The film was introduced by Ambassador David Scheffer, the Mayer Brown/Robert A. Helman Professor of Law and director of the Center for International Human Rights at Northwestern University School of Law. Ambassador Scheffer served as the first U.S. ambassador-at-large for war crimes issues (from 1997 to 2001) and led American initiatives on war crimes tribunals during the 1990s. He was selected by Foreign Policy magazine as one of the Top Global Thinkers of 2011 and is the author of All the Missing Souls: A Personal History of the War Crimes Tribunals.
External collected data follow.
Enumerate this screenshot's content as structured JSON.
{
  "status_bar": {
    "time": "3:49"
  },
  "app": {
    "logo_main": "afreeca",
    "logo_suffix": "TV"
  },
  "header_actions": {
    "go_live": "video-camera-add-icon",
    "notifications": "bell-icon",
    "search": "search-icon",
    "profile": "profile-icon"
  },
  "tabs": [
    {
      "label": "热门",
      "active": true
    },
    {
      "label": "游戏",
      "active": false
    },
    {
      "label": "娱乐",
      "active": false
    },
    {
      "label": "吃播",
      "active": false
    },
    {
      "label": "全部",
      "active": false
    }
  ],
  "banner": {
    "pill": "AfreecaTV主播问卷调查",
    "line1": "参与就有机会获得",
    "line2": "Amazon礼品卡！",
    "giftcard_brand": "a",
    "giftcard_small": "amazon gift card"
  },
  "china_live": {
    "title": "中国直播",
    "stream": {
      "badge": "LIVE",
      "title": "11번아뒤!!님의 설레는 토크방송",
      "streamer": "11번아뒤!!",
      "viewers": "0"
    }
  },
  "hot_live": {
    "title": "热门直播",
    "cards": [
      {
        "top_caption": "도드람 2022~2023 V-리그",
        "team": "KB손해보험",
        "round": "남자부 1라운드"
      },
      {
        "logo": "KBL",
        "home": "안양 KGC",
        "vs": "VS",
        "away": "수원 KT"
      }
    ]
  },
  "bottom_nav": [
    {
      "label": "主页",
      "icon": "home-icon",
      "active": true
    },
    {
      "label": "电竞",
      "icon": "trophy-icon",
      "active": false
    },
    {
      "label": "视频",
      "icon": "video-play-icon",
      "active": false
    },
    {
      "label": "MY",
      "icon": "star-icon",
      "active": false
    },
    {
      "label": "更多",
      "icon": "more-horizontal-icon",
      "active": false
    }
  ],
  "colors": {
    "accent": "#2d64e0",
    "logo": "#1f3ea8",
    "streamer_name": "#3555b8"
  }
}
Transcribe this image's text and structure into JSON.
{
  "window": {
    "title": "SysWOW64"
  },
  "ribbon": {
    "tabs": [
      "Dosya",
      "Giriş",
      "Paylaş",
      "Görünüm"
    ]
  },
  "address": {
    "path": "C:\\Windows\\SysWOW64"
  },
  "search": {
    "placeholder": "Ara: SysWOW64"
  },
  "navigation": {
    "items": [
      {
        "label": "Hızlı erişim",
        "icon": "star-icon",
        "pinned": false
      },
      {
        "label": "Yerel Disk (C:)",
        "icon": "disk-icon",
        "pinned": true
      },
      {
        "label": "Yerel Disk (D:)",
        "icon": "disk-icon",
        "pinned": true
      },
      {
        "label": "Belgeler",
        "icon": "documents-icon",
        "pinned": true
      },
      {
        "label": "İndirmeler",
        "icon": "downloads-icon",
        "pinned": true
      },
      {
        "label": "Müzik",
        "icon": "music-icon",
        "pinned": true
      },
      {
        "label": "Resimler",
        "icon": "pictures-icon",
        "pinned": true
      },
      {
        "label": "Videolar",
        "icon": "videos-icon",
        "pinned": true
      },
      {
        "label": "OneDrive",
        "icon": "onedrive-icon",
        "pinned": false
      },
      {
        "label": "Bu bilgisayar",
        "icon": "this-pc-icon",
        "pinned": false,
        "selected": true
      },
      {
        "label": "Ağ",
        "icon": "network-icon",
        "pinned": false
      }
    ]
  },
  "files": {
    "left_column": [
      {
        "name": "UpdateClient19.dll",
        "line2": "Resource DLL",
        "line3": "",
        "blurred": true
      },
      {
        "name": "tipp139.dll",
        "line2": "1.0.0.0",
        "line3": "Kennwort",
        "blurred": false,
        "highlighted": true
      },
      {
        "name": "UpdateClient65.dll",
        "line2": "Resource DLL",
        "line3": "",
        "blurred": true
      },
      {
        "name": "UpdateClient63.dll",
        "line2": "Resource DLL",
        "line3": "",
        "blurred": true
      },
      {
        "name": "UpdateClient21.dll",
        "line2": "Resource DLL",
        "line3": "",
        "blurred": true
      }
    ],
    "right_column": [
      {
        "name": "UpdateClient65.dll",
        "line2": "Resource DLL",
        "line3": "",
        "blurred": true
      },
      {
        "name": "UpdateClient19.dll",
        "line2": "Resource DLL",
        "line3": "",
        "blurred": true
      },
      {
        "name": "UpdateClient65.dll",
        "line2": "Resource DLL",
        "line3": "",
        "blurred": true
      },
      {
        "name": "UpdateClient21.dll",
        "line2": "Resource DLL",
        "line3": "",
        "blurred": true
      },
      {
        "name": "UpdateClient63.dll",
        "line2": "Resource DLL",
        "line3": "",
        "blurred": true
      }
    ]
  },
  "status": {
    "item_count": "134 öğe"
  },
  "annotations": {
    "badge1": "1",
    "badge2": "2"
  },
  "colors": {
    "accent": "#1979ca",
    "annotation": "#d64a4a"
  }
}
A post-screening discussion featured restoration producer Sandra Schulberg, daughter of Stuart Schulberg, the film’s original writer/director. Ms. Schulberg is a distinguished movie producer whose credits include the Oscar-nominated Quills, Undisputed, and Waiting for the Moon. A professor at Columbia University’s graduate film school and a longtime advocate of independent films, she founded IFP (now the largest organization of independent filmmakers in the U.S) and co-founded First Run Features.

The discussion focused on why U.S. officials banned the initial American release for political reasons, as revealed in documents unearthed by Sandra Schulberg and fellow scholars who are now unraveling the mysteries surrounding this historic film.

The Film is in English & German with English Subtitles.


Haunting and vivid. What this documentary shows is how a vital and indispensable principle of
humanity was restored. 
– The New York Times

More powerful than any fictional courtroom drama could hope to be.
– New York Magazine

A real life courtroom drama, suppressed - by Nina Metz for the Chicago Tribune

History Speaks Loudly in Rescued 'Nuremberg' - by Michael Fox, Film Critic for the Chicago Jewish Star

Related Exhibit

A related exhibit, Lawyers Without Rights: Jewish Lawyers Under the Third Reich, will be open on the mezzanine at Spertus through August 7. Lawyers Without Rights explores the Nazi treatment of German Jewish lawyers. This exhibit is presented by the German Federal Bar in cooperation with the American Bar Association and its Section of International Law.


This event was organized in conjunction with the American Bar Association’s CLE Showcase Program on Nuremberg at its Annual Meeting in Chicago. The ABA thanks Spertus and the Global Institute for the Prevention of Aggression for making this screening possible.